Database Management Basics

Database management is the method for managing information that supports the organization’s business processes. It involves storing data, distributing it to users and applications making changes as needed and monitoring the changes in the data and preventing it from being corrupted by unexpected failures. It is an integral part of the informational infrastructure of a company that aids in decision-making as well as corporate growth and compliance with laws such as the GDPR and the California Consumer Privacy Act.

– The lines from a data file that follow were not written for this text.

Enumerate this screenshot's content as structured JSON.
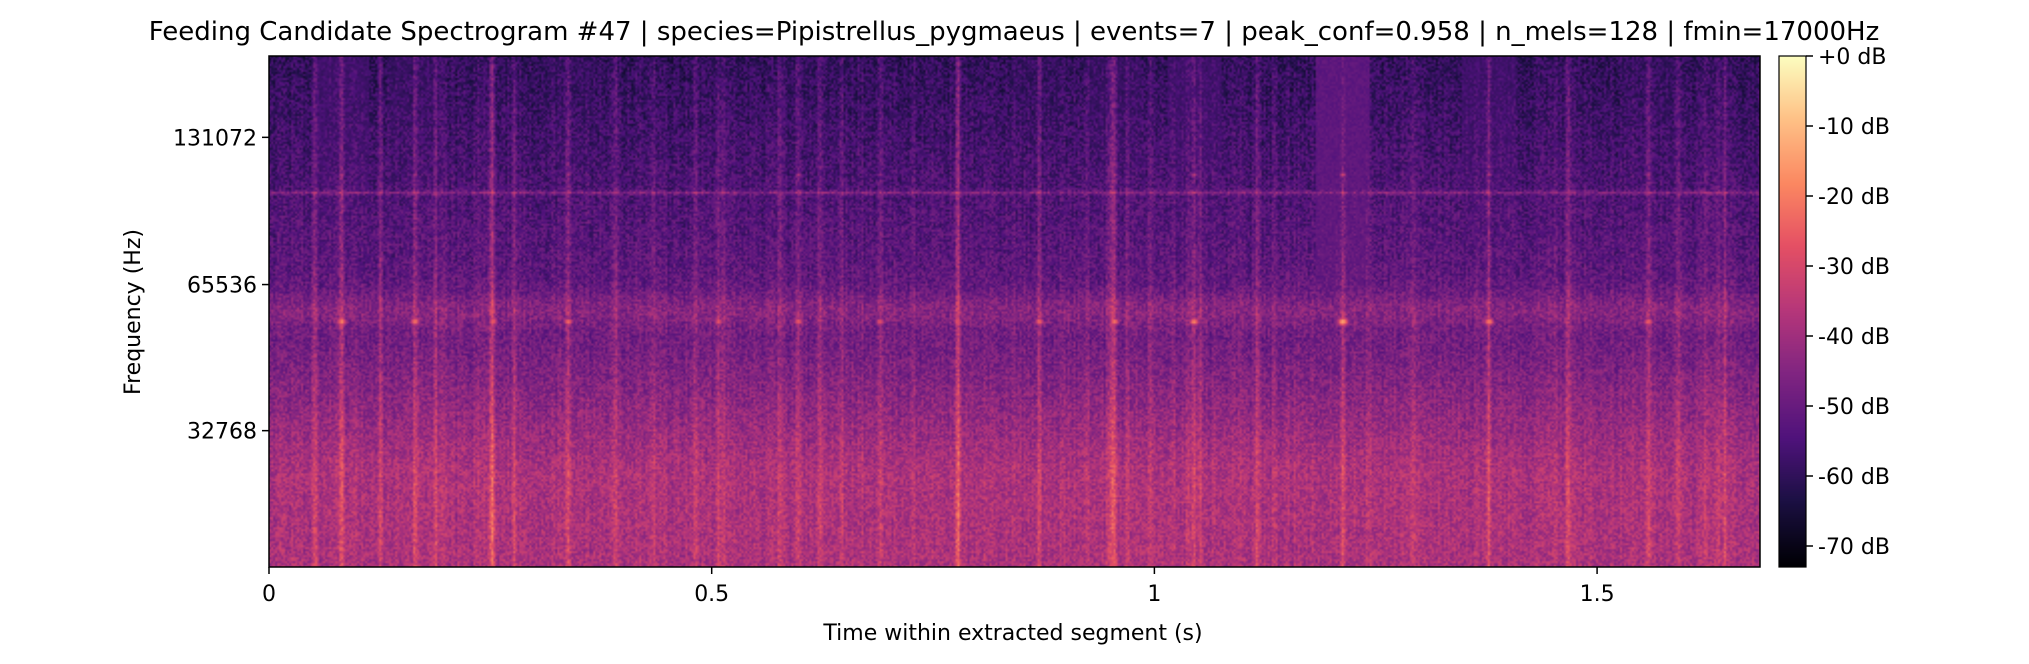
{
  "chart_data": {
    "type": "heatmap",
    "title": "Feeding Candidate Spectrogram #47 | species=Pipistrellus_pygmaeus | events=7 | peak_conf=0.958 | n_mels=128 | fmin=17000Hz",
    "xlabel": "Time within extracted segment (s)",
    "ylabel": "Frequency (Hz)",
    "xlim": [
      0,
      1.684
    ],
    "x_ticks": [
      {
        "value": 0,
        "label": "0"
      },
      {
        "value": 0.5,
        "label": "0.5"
      },
      {
        "value": 1.0,
        "label": "1"
      },
      {
        "value": 1.5,
        "label": "1.5"
      }
    ],
    "y_scale": "mel",
    "ylim_hz": [
      17000,
      192000
    ],
    "y_ticks": [
      {
        "value": 32768,
        "label": "32768"
      },
      {
        "value": 65536,
        "label": "65536"
      },
      {
        "value": 131072,
        "label": "131072"
      }
    ],
    "colormap": "magma",
    "colorbar": {
      "range_db": [
        -73,
        0
      ],
      "ticks": [
        {
          "value": 0,
          "label": "+0 dB"
        },
        {
          "value": -10,
          "label": "-10 dB"
        },
        {
          "value": -20,
          "label": "-20 dB"
        },
        {
          "value": -30,
          "label": "-30 dB"
        },
        {
          "value": -40,
          "label": "-40 dB"
        },
        {
          "value": -50,
          "label": "-50 dB"
        },
        {
          "value": -60,
          "label": "-60 dB"
        },
        {
          "value": -70,
          "label": "-70 dB"
        }
      ]
    },
    "background_db": {
      "low_band_hz": [
        17000,
        27000
      ],
      "low_band_level_db": -38,
      "mid_band_level_db": -50,
      "high_band_level_db": -60
    },
    "steady_line": {
      "freq_hz": 101000,
      "level_db": -48
    },
    "call_band_hz": 55000,
    "calls": [
      {
        "t": 0.082,
        "level_db": -12,
        "harmonic_db": -36
      },
      {
        "t": 0.165,
        "level_db": -14,
        "harmonic_db": -38
      },
      {
        "t": 0.253,
        "level_db": -18,
        "harmonic_db": -40
      },
      {
        "t": 0.338,
        "level_db": -16,
        "harmonic_db": -38
      },
      {
        "t": 0.508,
        "level_db": -20,
        "harmonic_db": -42
      },
      {
        "t": 0.598,
        "level_db": -18,
        "harmonic_db": -36
      },
      {
        "t": 0.69,
        "level_db": -20,
        "harmonic_db": -42
      },
      {
        "t": 0.778,
        "level_db": -20,
        "harmonic_db": -40
      },
      {
        "t": 0.87,
        "level_db": -16,
        "harmonic_db": -42
      },
      {
        "t": 0.955,
        "level_db": -14,
        "harmonic_db": -36
      },
      {
        "t": 1.045,
        "level_db": -12,
        "harmonic_db": -34
      },
      {
        "t": 1.213,
        "level_db": -6,
        "harmonic_db": -30
      },
      {
        "t": 1.293,
        "level_db": -26,
        "harmonic_db": -46
      },
      {
        "t": 1.378,
        "level_db": -12,
        "harmonic_db": -36
      },
      {
        "t": 1.465,
        "level_db": -28,
        "harmonic_db": -46
      },
      {
        "t": 1.558,
        "level_db": -16,
        "harmonic_db": -38
      },
      {
        "t": 1.652,
        "level_db": -30,
        "harmonic_db": -50
      }
    ]
  }
}
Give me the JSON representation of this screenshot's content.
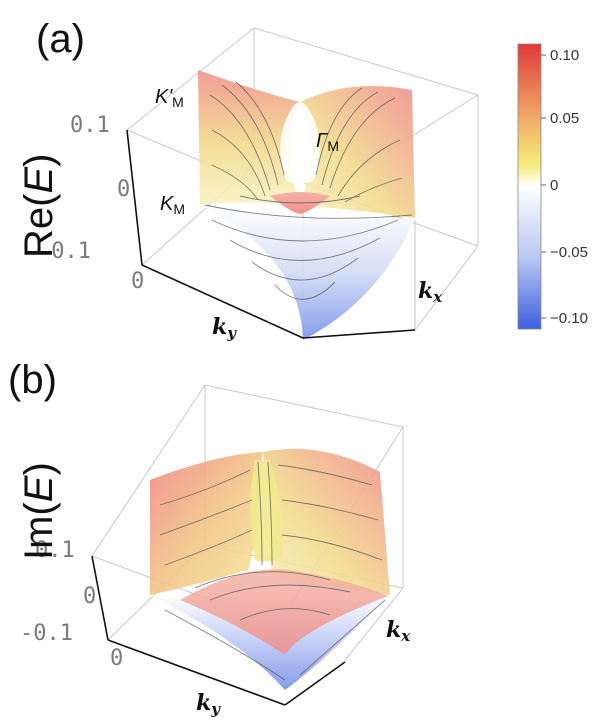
{
  "panels": [
    {
      "label": "(a)",
      "z_axis_title_prefix": "Re(",
      "z_axis_title_var": "E",
      "z_axis_title_suffix": ")",
      "z_ticks": [
        "0.1",
        "0",
        "-0.1"
      ],
      "ky_zero_tick": "0",
      "kx_label": "k",
      "kx_sub": "x",
      "ky_label": "k",
      "ky_sub": "y",
      "point_labels": [
        {
          "main": "K'",
          "sub": "M"
        },
        {
          "main": "Γ",
          "sub": "M"
        },
        {
          "main": "K",
          "sub": "M"
        }
      ]
    },
    {
      "label": "(b)",
      "z_axis_title_prefix": "Im(",
      "z_axis_title_var": "E",
      "z_axis_title_suffix": ")",
      "z_ticks": [
        "0.1",
        "0",
        "-0.1"
      ],
      "ky_zero_tick": "0",
      "kx_label": "k",
      "kx_sub": "x",
      "ky_label": "k",
      "ky_sub": "y"
    }
  ],
  "colorbar": {
    "ticks": [
      "0.10",
      "0.05",
      "0",
      "−0.05",
      "−0.10"
    ],
    "color_high": "#e03a3a",
    "color_mid_high": "#f2e36b",
    "color_mid": "#ffffff",
    "color_low": "#3b5fe0"
  }
}
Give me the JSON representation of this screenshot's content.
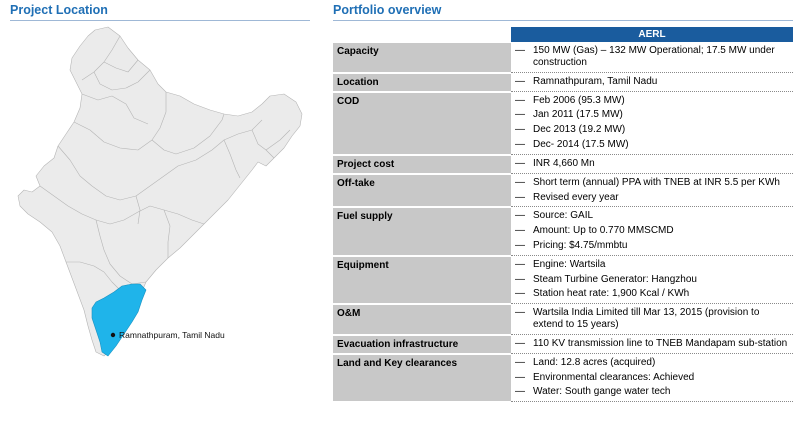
{
  "left": {
    "title": "Project Location",
    "map_label": "Ramnathpuram, Tamil Nadu",
    "colors": {
      "country": "#ebebeb",
      "highlight": "#1fb4ea",
      "border": "#b5b5b5"
    }
  },
  "right": {
    "title": "Portfolio overview",
    "column_header": "AERL",
    "rows": [
      {
        "label": "Capacity",
        "items": [
          "150 MW (Gas) – 132 MW Operational; 17.5 MW under construction"
        ]
      },
      {
        "label": "Location",
        "items": [
          "Ramnathpuram, Tamil Nadu"
        ]
      },
      {
        "label": "COD",
        "items": [
          "Feb 2006 (95.3 MW)",
          "Jan 2011 (17.5 MW)",
          "Dec 2013 (19.2 MW)",
          "Dec- 2014 (17.5 MW)"
        ]
      },
      {
        "label": "Project cost",
        "items": [
          "INR 4,660 Mn"
        ]
      },
      {
        "label": "Off-take",
        "items": [
          "Short term (annual) PPA with TNEB at INR 5.5 per KWh",
          "Revised every year"
        ]
      },
      {
        "label": "Fuel supply",
        "items": [
          "Source: GAIL",
          "Amount: Up to 0.770 MMSCMD",
          "Pricing: $4.75/mmbtu"
        ]
      },
      {
        "label": "Equipment",
        "items": [
          "Engine: Wartsila",
          "Steam Turbine Generator: Hangzhou",
          "Station heat rate: 1,900 Kcal / KWh"
        ]
      },
      {
        "label": "O&M",
        "items": [
          "Wartsila India Limited till Mar 13, 2015 (provision to extend to 15 years)"
        ]
      },
      {
        "label": "Evacuation infrastructure",
        "items": [
          "110 KV transmission line to TNEB Mandapam sub-station"
        ]
      },
      {
        "label": "Land and Key clearances",
        "items": [
          "Land: 12.8 acres (acquired)",
          "Environmental clearances: Achieved",
          "Water: South gange water tech"
        ]
      }
    ],
    "dash_symbol": "—"
  }
}
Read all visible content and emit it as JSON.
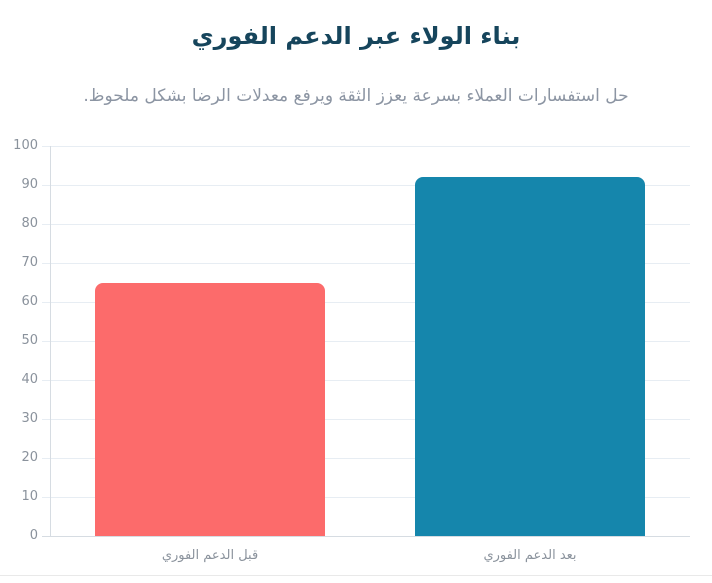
{
  "colors": {
    "background": "#FFFFFF",
    "title_text": "#16455C",
    "subtitle_text": "#8C95A3",
    "grid_line": "#E7EDF3",
    "axis_line": "#D6DCE2",
    "tick_label": "#8A929C",
    "bar_before": "#FC6B6B",
    "bar_after": "#1586AC",
    "bottom_divider": "#E9E9E9"
  },
  "chart_data": {
    "type": "bar",
    "title": "بناء الولاء عبر الدعم الفوري",
    "subtitle": "حل استفسارات العملاء بسرعة يعزز الثقة ويرفع معدلات الرضا بشكل ملحوظ.",
    "categories": [
      "قبل الدعم الفوري",
      "بعد الدعم الفوري"
    ],
    "category_names": [
      "before-support",
      "after-support"
    ],
    "values": [
      65,
      92
    ],
    "series_colors": [
      "#FC6B6B",
      "#1586AC"
    ],
    "xlabel": "",
    "ylabel": "",
    "ylim": [
      0,
      100
    ],
    "yticks": [
      0,
      10,
      20,
      30,
      40,
      50,
      60,
      70,
      80,
      90,
      100
    ],
    "grid": true,
    "legend": false,
    "direction": "rtl",
    "bar_corner_radius_px": 8
  }
}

The first database systems were invented in the 1960s by Charles Bachman, IBM and others. They developed into information management systems (IMS) which allowed huge amounts of data to be stored and retrieved for a variety of purposes. From calculating inventory to aiding complex financial accounting functions as well as human resource functions.

A database is a set of tables that organizes data according to a specific pattern, such as one-to many relationships. It uses primary keys to identify records and permit cross-references between tables. Each table has a set of attributes or fields that represent facts about data entities. The most popular type of database that is currently in use is a relational model, designed by E. F. “Ted” Codd at IBM in the 1970s. This model is based on normalizing data to make it easier to use. It is also simpler to update data because it does not require the changing of certain sections of the database.

Most DBMSs can support multiple types of databases by offering different internal and external levels of organization. The internal level focuses on cost, scalability and other operational concerns like the layout of the database’s physical storage. The external level is the representation of the database on user interfaces and applications. It could include a mix of different external views (based on different data models) and may include virtual tables that are constructed from data that is generic to enhance performance.